L'affaire a été déférée à la Cour par la Commission européenne des Droits de l'Homme ("la Commission") le 8 décembre 1995, dans le délai de trois mois qu'ouvrent les articles 32 par. 1 et 47 de la Convention (art. 32-1, art. 47). A son origine se trouve une requête (n° 19632/92) dirigée contre la République française et dont une ressortissante de cet Etat, Mme Adrienne Guillemin, avait saisi la Commission le 28 novembre 1991, en vertu de l'article 25 (art. 25).

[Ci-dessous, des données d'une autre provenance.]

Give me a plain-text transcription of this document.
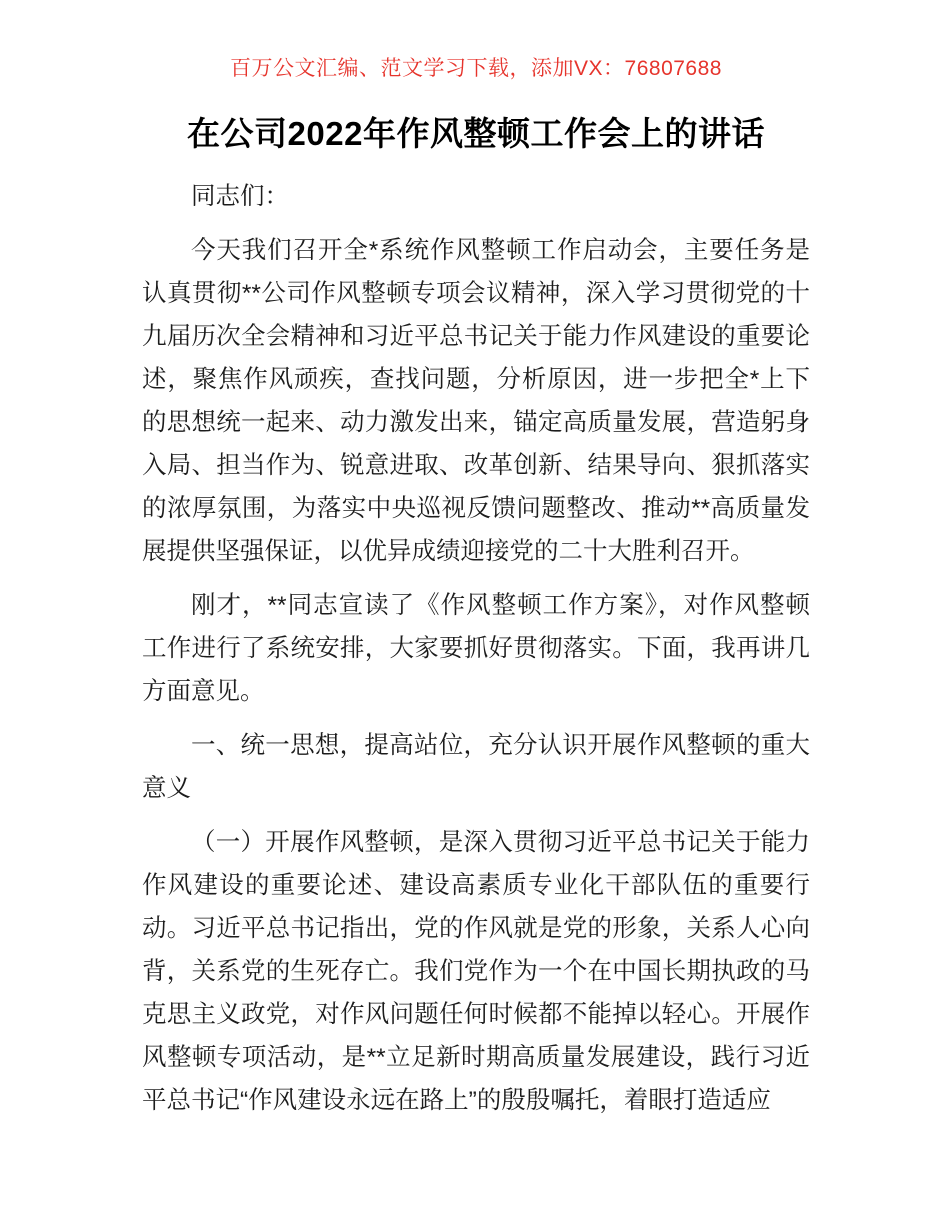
百万公文汇编、范文学习下载，添加VX：76807688
在公司2022年作风整顿工作会上的讲话

同志们：

今天我们召开全*系统作风整顿工作启动会，主要任务是认真贯彻**公司作风整顿专项会议精神，深入学习贯彻党的十九届历次全会精神和习近平总书记关于能力作风建设的重要论述，聚焦作风顽疾，查找问题，分析原因，进一步把全*上下的思想统一起来、动力激发出来，锚定高质量发展，营造躬身入局、担当作为、锐意进取、改革创新、结果导向、狠抓落实的浓厚氛围，为落实中央巡视反馈问题整改、推动**高质量发展提供坚强保证，以优异成绩迎接党的二十大胜利召开。

刚才，**同志宣读了《作风整顿工作方案》，对作风整顿工作进行了系统安排，大家要抓好贯彻落实。下面，我再讲几方面意见。

一、统一思想，提高站位，充分认识开展作风整顿的重大意义

（一）开展作风整顿，是深入贯彻习近平总书记关于能力作风建设的重要论述、建设高素质专业化干部队伍的重要行动。习近平总书记指出，党的作风就是党的形象，关系人心向背，关系党的生死存亡。我们党作为一个在中国长期执政的马克思主义政党，对作风问题任何时候都不能掉以轻心。开展作风整顿专项活动，是**立足新时期高质量发展建设，践行习近平总书记“作风建设永远在路上”的殷殷嘱托，着眼打造适应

La demande de la Commission renvoie aux articles 44 et 48 (art. 44, art. 48) ainsi qu'à la déclaration française reconnaissant la juridiction obligatoire de la Cour (article 46) (art. 46). Elle a pour objet d'obtenir une décision sur le point de savoir si les faits de la cause révèlent un manquement de l'Etat défendeur aux exigences des articles 6 par. 1 de la Convention (art. 6-1) et 1 du Protocole n° 1 (P1-1).
2.
En réponse à l'invitation prévue à l'article 33 par. 3 d) du règlement A, la requérante a exprimé le désir de participer à l'instance et désigné son conseil (article 30). Initialement désignée par les lettres A.G., la requérante a consenti ultérieurement à la divulgation de son identité.
3.
La chambre à constituer comprenait de plein droit M. L.-E. Pettiti, juge élu de nationalité française (article 43 de la Convention) (art. 43), et M. R. Ryssdal, président de la Cour (article 21 par. 4 b) du règlement A). Le 8 février 1996, celui-ci a tiré au sort le nom des sept autres membres, à savoir MM. J. De Meyer, S.K. Martens, F. Bigi, M.A. Lopes Rocha, B. Repik, P. Kuris et E. Levits, en présence du greffier (articles 43 in fine de la Convention et 21 par. 5 du règlement A) (art. 43). Par la suite, MM. F. Matscher et A.N. Loizou, suppléants, ont remplacé MM. Bigi, décédé, et Martens, qui avait donné sa démission avant l'audience (articles 2 par. 3, 22 par. 1 et 24 par. 1).
4.
En sa qualité de président de la chambre (article 21 par. 6 du règlement A), M. Ryssdal a consulté, par l'intermédiaire du greffier, l'agent du gouvernement français ("le Gouvernement"), l'avocat de la requérante et le délégué de la Commission au sujet de l'organisation de la procédure (articles 37 par. 1 et 38). Conformément à l'ordonnance rendue en conséquence, le greffier a reçu le mémoire du Gouvernement le 29 mai 1996 et celui de la requérante le 3 juin 1996.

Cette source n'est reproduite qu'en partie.